Maintenance and Failure Points
Common Failures
The most common failure points in crankcase ventilation systems include:
1. Ruptured rubber membranes in PCV valves or breather diaphragms
2. Clogged oil separators, particularly in labyrinth-type designs where oil slag and dirt can accumulate on the walls
3. Carbon buildup in intake systems due to failing PCV systems
4. Blockage of PCV valves and associated pipes, leading to issues like unstable idle speed
These failures can lead to increased crankcase pressure, oil leaks, sludge formation, and decreased engine performance.
Diagnostic Signs
Signs of a failing crankcase ventilation system include:
1. Oil leaks from seals and gaskets due to excessive crankcase pressure
2. Thick whitish paste (a mixture of oil and water) visible when removing the oil filler cap
3. Oil consumption and blue exhaust smoke
4. Unstable idle speed or rough running
5. Moisture and sludge buildup in the oil
Maintenance Considerations
Proper maintenance of the crankcase ventilation system is essential for engine longevity:
1. Regular inspection of PCV valves and breathers for clogs or deterioration
2. Cleaning or replacing oil separators according to manufacturer recommendations
3. Checking hoses for cracks, blockages, or disconnections
4. Ensuring proper operation of the complete system, especially after engine modifications
For direct injection engines, carbon buildup on intake valves can be a particular concern, as fuel system cleaners added to the tank won't reach these deposits. Professional cleaning methods may be required.
Conclusion
The crankcase ventilation system, though often overlooked, plays a vital role in engine health, performance, and environmental compliance. Its components—PCV valves, oil separators, breathers, and connecting hardware—work together to manage crankcase gases, prevent pressure buildup, and reduce emissions.

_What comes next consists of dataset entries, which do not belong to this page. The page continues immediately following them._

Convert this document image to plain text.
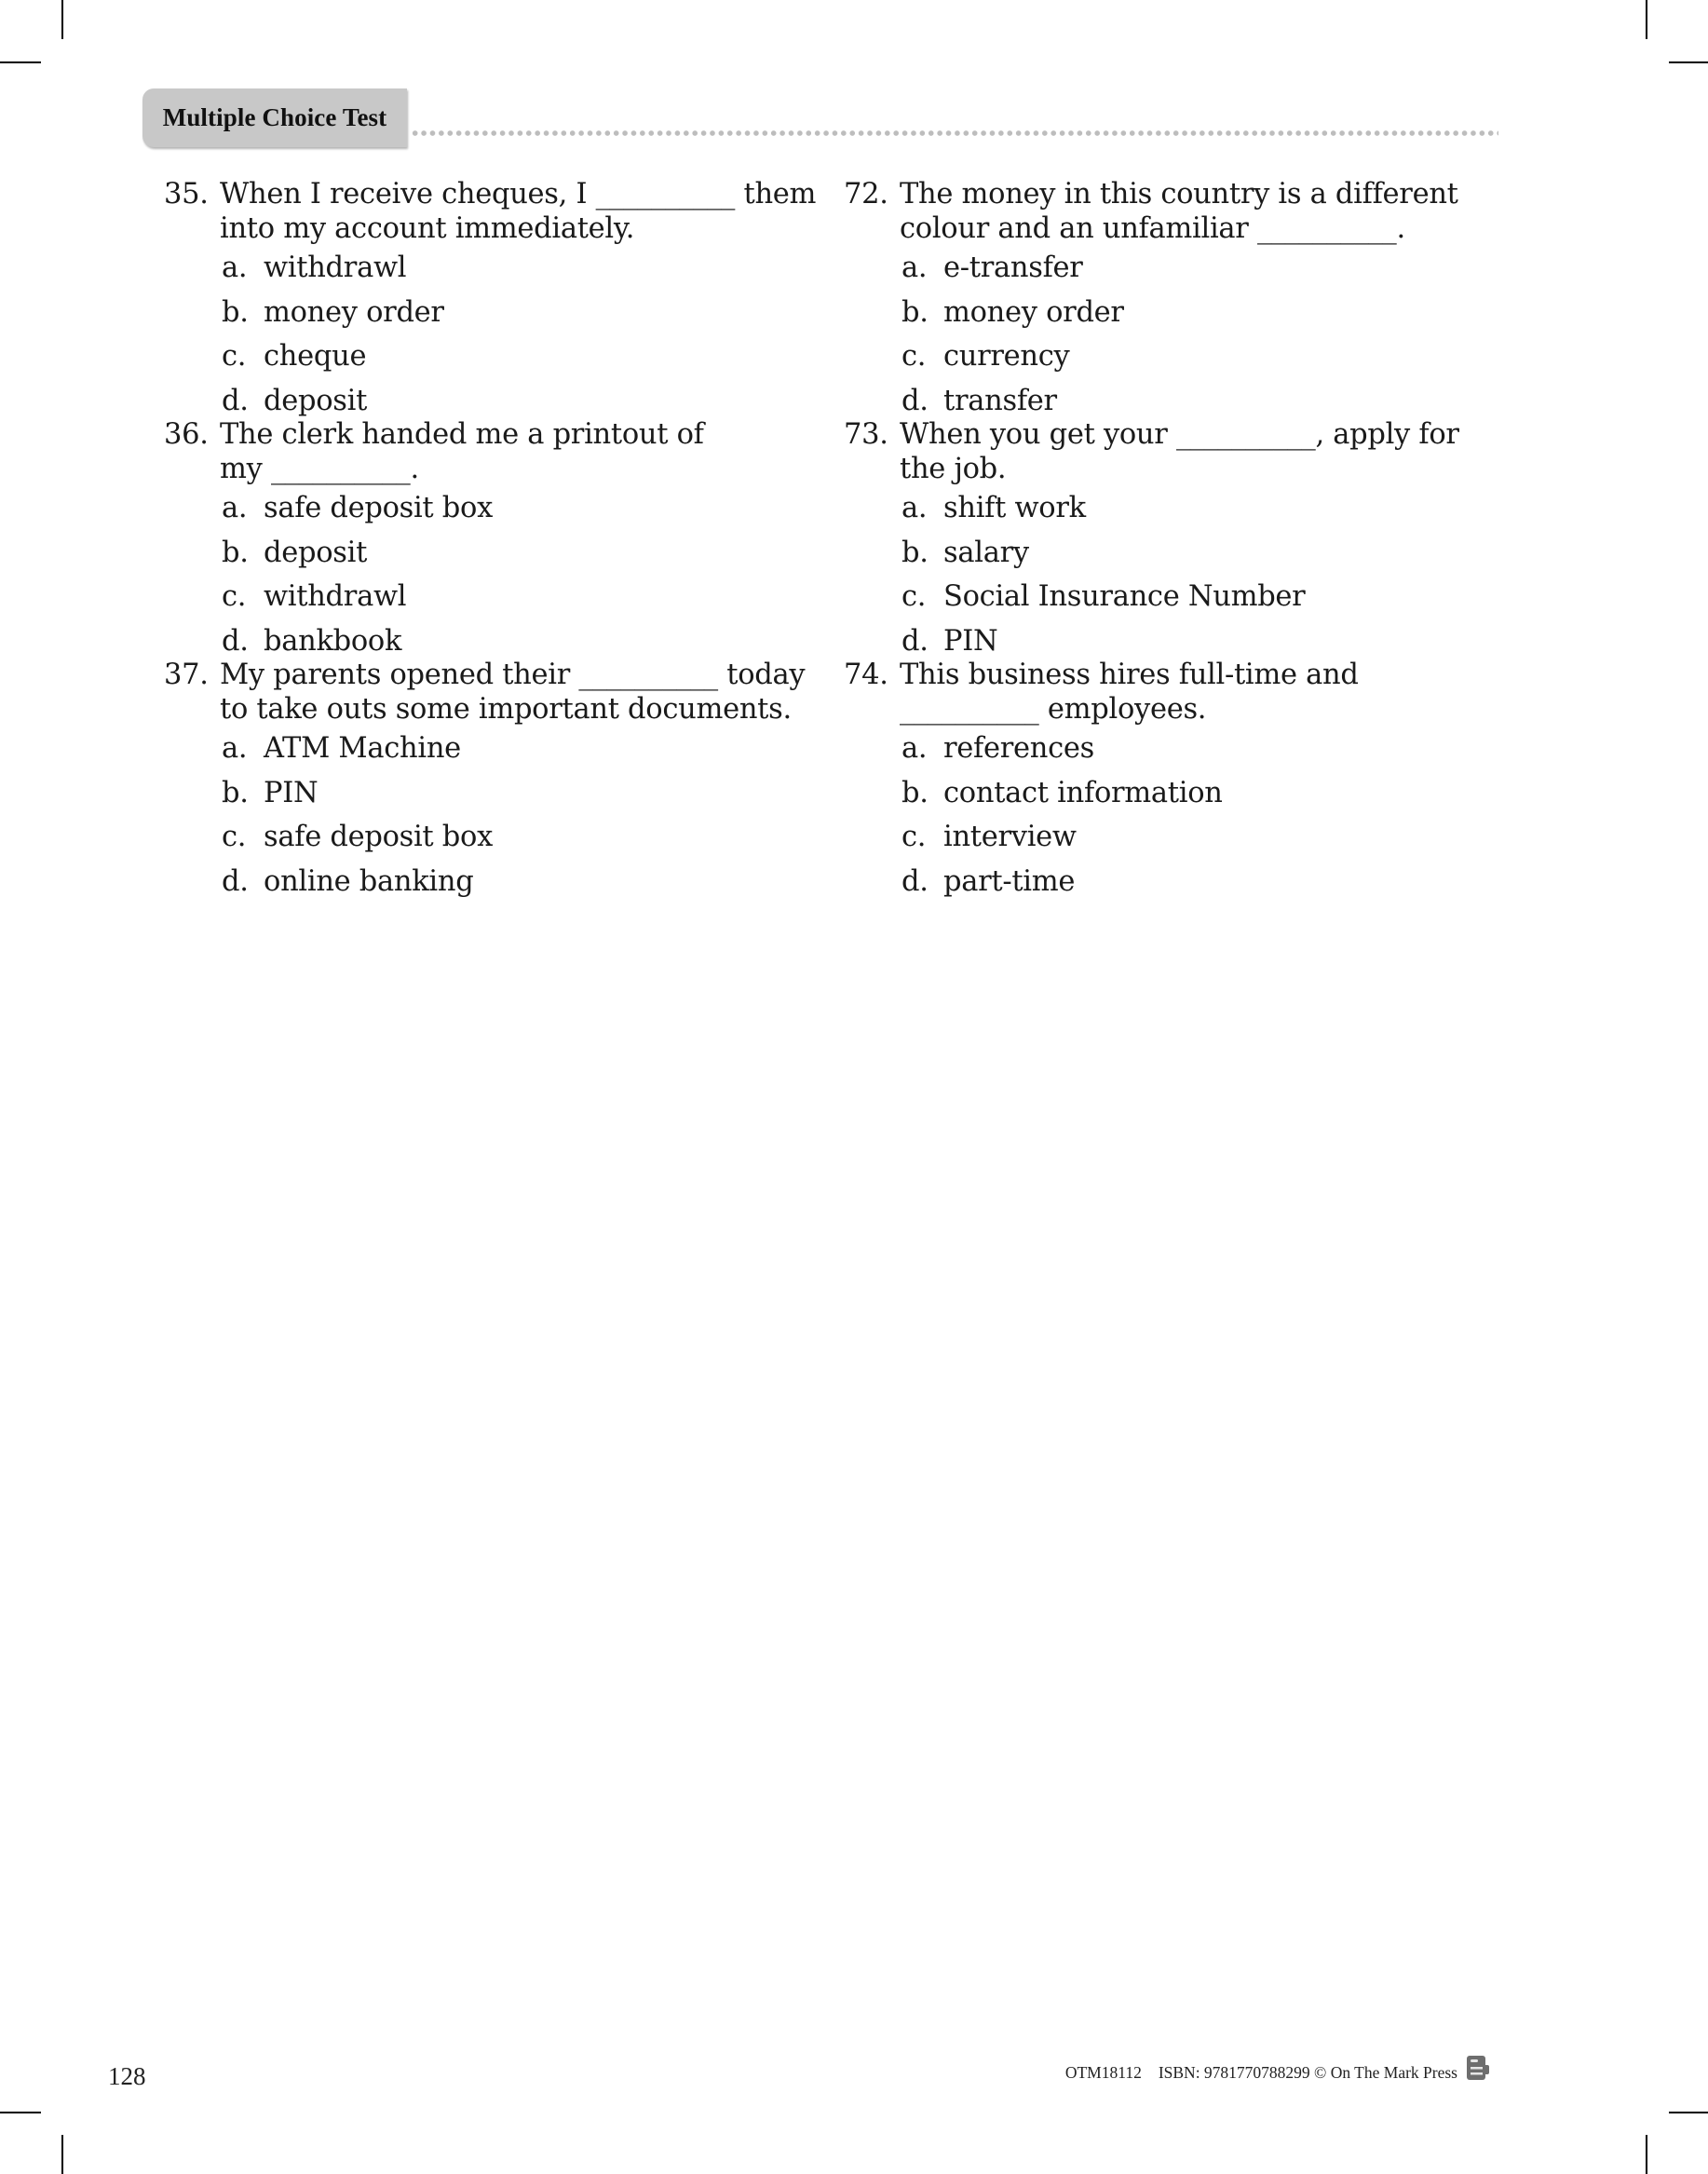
Multiple Choice Test
35. When I receive cheques, I __________ them into my account immediately.
a. withdrawl
b. money order
c. cheque
d. deposit
36. The clerk handed me a printout of my __________.
a. safe deposit box
b. deposit
c. withdrawl
d. bankbook
37. My parents opened their __________ today to take outs some important documents.
a. ATM Machine
b. PIN
c. safe deposit box
d. online banking
72. The money in this country is a different colour and an unfamiliar __________.
a. e-transfer
b. money order
c. currency
d. transfer
73. When you get your __________, apply for the job.
a. shift work
b. salary
c. Social Insurance Number
d. PIN
74. This business hires full-time and __________ employees.
a. references
b. contact information
c. interview
d. part-time
128	OTM18112 ISBN: 9781770788299 © On The Mark Press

Understanding these components and their functions is essential for proper engine maintenance and troubleshooting.
As emissions regulations continue to tighten worldwide and engine designs evolve, crankcase ventilation systems will likely become increasingly sophisticated, with greater integration into engine designs and improved filtering and separation technologies. These advancements will continue to enhance engine efficiency, reduce environmental impact, and extend engine life by better managing the inevitable blow-by gases produced during combustion.